TITULUS  CRUCIS : DE SAINT SULPICE

Essai de décodage.

 Le « Titulus Crucis » désigne l’écriteau que Pilate fit placer sur la croix selon St Jean 19 (19)
« … il portait cette inscription : ‘Jésus le Nazöréen, le roi des Juifs’ ».
Le texte était écrit en hébreu, en grec et en latin.


Titulus Crucis de Signol , à l’église Saint Sulpice de Paris (Photo de Domenico Migliaccio).

Le présent dossier est indissociable de l’excellente étude de Domenico Migliaccio (est-ce une « Ecriture D.M. » ?) publiée sur le site de Torkain, et se veut un essai de réponse aux anomalies relevées et aux questions posées par l’auteur.
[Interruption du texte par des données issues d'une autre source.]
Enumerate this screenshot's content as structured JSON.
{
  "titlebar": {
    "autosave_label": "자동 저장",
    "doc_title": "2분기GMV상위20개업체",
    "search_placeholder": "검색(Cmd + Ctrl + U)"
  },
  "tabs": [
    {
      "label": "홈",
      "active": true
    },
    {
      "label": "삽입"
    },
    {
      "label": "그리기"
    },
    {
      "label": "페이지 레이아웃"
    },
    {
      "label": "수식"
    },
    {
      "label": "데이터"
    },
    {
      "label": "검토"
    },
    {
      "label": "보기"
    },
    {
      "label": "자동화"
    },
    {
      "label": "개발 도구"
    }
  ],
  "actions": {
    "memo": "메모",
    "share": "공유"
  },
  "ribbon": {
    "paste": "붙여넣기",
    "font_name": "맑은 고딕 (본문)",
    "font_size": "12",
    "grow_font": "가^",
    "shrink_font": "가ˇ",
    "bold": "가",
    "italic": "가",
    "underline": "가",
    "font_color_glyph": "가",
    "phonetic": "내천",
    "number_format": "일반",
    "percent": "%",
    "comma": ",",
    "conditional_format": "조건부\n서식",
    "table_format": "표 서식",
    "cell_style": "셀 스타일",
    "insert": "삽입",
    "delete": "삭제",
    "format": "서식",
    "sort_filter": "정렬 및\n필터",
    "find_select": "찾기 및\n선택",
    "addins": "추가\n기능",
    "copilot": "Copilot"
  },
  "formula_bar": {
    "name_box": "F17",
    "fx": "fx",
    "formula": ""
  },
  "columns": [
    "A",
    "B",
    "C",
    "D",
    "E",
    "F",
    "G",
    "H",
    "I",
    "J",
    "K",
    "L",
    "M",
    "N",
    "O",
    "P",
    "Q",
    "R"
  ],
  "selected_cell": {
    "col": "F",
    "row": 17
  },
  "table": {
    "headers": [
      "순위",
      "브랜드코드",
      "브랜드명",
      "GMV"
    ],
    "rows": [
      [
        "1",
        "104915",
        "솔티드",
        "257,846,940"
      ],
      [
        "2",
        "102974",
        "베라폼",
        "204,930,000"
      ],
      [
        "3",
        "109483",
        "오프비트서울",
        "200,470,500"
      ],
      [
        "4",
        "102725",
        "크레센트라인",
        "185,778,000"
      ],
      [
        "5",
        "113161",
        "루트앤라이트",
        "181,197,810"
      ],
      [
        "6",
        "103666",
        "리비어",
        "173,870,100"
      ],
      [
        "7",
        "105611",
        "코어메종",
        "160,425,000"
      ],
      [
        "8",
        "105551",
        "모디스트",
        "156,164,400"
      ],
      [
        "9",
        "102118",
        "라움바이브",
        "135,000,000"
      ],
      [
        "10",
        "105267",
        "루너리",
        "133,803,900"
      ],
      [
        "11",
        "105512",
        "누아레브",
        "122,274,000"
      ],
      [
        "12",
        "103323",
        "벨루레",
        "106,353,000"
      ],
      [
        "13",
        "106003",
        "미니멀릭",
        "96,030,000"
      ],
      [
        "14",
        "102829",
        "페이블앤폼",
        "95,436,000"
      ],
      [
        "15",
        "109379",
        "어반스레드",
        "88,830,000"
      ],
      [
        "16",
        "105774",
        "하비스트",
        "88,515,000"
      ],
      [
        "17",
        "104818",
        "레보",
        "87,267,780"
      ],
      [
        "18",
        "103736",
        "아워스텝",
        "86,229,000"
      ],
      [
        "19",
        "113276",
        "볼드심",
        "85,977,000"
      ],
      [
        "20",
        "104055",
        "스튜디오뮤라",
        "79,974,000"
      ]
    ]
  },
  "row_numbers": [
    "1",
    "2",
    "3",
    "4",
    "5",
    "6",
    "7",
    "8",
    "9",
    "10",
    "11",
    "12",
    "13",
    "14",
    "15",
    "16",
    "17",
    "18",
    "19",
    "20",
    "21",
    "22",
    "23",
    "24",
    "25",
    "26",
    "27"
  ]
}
Qu’il soit remercié de son autorisation de reproduire ses photos.
http://www.renneslechateau.com/francais/migdom

Le présent dossier est également inséparable des deux dossiers que nous avons consacrés sur notre site, à l’étude des deux vitraux de la villa Béthanie(23) et au décodage de l’épitaphe(16).

http://www.rennes-le-chateau-la-revelation.com
http://www.rennes-le-chateau-la-revelation.com/dossier23.htm
http://www.rennes-le-chateau-la-revelation.com/dossier16.htm


En haut : église Sainte Croix en Jérusalem (Rome) – En bas : église Saint Sulpice (Paris).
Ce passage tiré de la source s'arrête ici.